Nella mia vita Mandela ha influito anche dopo, più recentemente. Quando ho deciso di dedicarmi alla cooperazione internazionale ho capito, ispirato da Massimo Toschi e da altri amici, che è possibile cooperare, lavorare insieme, solo a partire dal riconoscimento delle proprie responsabilità verso il dolore dell’altro, anche verso quello del nemico. E’ questo che in termini culturali significa la parola “perdono”: parola che era diventata centrale nell’esperienza della commissione sudafricana “Verità e Riconciliazione”, presieduta dall’arcivescovo Desmond Tutu e voluta da Nelson Mandela. Madiba, dopo il carcere, era stato il grande traghettatore della democrazia sudafricana. Aveva evitato una guerra civile terribile e sanguinosa, avviato la riconciliazione tra bianchi e neri e fondato l’unità del Paese sulla commissione “Verità e Riconciliazione”. Questa aveva permesso alle vittime dell’apartheid di affermare la loro dignità di persone, perdonando i carnefici e consentendo loro di restaurare la condizione di cittadini, tramite la confessione di tutte le loro colpe e la richiesta di perdono alle vittime. Mandela aveva cioè capito che solo con la riconciliazione l’intero Paese avrebbe vinto la partita della democrazia. Era una nuova cultura politica, che arrivava dal Sudafrica ed era a disposizione del mondo intero: “non la tolleranza, ma il mutuo riconoscimento”, come dice Nadine Gordimer, bianca, la più grande scrittrice sudafricana vivente. Per molti di noi ha significato concepire e praticare la cooperazione internazionale come perdono, riconciliazione, rimettersi insieme, riconoscersi, riprendere il cammino comune. Perché nei tanti Paesi divisi dalle guerre la pace è possibile solo attraverso questo processo. Sapere unire, cercare le ragioni dell’altro da sé: questa è la grande eredità che Madiba lascia all’intera umanità.

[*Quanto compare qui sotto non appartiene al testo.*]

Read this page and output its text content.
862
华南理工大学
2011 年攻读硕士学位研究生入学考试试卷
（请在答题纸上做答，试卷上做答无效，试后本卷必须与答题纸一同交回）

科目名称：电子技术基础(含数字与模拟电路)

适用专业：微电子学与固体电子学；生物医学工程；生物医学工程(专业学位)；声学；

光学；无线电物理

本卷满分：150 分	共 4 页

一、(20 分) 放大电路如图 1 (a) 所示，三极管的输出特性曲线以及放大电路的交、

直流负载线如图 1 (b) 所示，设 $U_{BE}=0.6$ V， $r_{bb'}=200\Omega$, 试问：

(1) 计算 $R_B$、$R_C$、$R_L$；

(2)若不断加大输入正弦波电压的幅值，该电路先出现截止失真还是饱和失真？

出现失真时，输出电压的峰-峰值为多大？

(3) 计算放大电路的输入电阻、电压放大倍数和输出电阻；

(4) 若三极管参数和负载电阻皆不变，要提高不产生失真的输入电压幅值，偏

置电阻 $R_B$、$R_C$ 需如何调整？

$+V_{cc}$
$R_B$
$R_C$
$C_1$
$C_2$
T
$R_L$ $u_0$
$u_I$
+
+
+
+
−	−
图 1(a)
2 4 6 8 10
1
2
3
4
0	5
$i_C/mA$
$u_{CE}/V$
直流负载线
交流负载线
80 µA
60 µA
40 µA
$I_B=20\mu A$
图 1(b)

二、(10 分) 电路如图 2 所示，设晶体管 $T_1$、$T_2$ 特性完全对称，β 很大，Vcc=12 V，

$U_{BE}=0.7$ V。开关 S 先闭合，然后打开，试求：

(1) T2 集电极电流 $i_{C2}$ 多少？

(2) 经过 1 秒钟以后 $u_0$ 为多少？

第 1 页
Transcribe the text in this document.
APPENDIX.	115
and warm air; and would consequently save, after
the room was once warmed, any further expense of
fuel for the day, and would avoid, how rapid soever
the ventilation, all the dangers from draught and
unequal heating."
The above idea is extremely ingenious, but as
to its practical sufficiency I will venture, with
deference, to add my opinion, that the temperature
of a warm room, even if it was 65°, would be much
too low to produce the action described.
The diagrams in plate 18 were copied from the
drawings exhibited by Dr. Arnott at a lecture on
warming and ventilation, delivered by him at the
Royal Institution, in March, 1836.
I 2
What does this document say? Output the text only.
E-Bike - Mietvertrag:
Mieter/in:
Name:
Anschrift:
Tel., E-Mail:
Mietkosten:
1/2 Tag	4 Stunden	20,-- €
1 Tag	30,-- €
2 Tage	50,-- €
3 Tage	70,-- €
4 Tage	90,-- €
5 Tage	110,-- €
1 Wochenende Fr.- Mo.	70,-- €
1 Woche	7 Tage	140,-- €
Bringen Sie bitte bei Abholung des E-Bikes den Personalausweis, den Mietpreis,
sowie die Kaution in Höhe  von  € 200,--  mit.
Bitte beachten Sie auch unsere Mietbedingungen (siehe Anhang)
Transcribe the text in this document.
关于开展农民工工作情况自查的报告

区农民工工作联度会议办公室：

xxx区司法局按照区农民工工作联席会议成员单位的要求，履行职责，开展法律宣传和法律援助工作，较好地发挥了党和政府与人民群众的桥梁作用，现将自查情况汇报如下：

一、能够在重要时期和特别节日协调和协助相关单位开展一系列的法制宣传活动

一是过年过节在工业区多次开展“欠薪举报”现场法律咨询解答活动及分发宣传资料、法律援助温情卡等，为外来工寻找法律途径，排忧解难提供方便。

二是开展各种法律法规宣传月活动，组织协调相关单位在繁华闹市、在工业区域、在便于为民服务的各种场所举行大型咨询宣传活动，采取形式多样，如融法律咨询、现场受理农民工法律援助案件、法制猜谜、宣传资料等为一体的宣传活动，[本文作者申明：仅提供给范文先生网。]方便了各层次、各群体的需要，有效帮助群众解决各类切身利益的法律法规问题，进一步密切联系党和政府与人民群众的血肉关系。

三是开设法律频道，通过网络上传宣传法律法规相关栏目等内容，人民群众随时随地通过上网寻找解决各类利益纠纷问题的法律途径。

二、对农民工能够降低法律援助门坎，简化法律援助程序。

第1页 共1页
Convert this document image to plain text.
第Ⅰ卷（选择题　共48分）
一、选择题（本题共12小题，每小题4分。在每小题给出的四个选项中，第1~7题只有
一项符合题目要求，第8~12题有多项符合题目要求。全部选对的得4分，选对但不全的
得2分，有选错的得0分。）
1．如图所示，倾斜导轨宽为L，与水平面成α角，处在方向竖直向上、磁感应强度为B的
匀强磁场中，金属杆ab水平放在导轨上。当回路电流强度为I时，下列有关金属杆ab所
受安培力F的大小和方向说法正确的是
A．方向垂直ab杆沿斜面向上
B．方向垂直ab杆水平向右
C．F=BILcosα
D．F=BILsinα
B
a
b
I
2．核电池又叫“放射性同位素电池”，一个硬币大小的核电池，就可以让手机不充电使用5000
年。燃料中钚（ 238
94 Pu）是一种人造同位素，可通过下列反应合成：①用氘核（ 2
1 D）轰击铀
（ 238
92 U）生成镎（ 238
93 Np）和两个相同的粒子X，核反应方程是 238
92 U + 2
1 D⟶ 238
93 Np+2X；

Non è da tutti riuscire ad essere, nell’arco di una vita, il leader osannato di un movimento di rivolta e, successivamente, ad essere visto e accettato come il Presidente di tutti i sudafricani, al di là del colore della pelle. Nelson Mandela ci è riuscito. Ma quando entrò in carcere, ricorda Desmond Tutu, non era un pacificatore. Era un uomo arrabbiato, che cercava di rovesciare l’apartheid con la violenza. Non aveva altra scelta, contro uno dei più disumani e spietati regimi politici del XX secolo. Ma, dice Tutu, “quei 27 anni passati in carcere furono cruciali per il suo sviluppo spirituale… la sofferenza contribuì a nobilitarlo, permeandolo di una magnanimità che difficilmente avrebbe ottenuto in altro modo… aveva l’autorità e la forza di attrazione di chi soffre in nome di altri: come Gandhi, Madre Teresa e il Dalai Lama”. L’episodio forse più rappresentativo l’ha ricordato Clint Eastwood nel film “Invictus”: Madiba si spese per far diventare il rugby, sport prediletto dalla minoranza bianca e per questo, per i neri, simbolo dell’oppressione, in un motore di integrazione nazionale. Gli Sprinbock, la nazionale di rugby, arrivarono in finale ai campionati mondiali in Sudafrica, il 24 giugno 1995. Prima del fischio d’inizio i giganti boeri in maglia verde intonarono l’inno del nuovo Sudafrica, che era stato in passato il canto della resistenza nera. A fine partita il tripudio per il trionfo della squadra di casa cessò di colpo, quando gli spettatori, quasi tutti bianchi, videro l’antico nemico, campione del riscatto dei neri, avanzare verso il centro del campo. Fu questione di un minuto. Poi, mentre Mandela stringeva le mani ai neo-campioni del mondo, si alzò un urlo: “Nelson, Nelson”. In un attimo divenne un coro incessante. In quello stadio, e in tutto il Sudafrica, non ci fu persona che non pianse di commozione e di gioia. Madiba aveva vinto: le persone sono esseri umani, bianchi o neri che siano.
Certo, pensando a che cos’è oggi il Sudafrica, ai tassi di diseguaglianza estremi e agli altissimi livelli di corruzione, in particolare nel partito di Mandela, l’African National Congress, qualcuno potrebbe dire che Madiba muore da sconfitto. Zuma sembra più un’antitesi che un successore di Mandela. In realtà Madiba ha aperto un cammino. Purtroppo c’è chi non ha saputo continuare la sua opera, ma resta intatta la grandezza del suo messaggio. Che fa sperare che prima o poi qualcuno continuerà sul suo cammino. No, Nelson Mandela non è morto sconfitto. La sua vittoria e la sua lezione restano.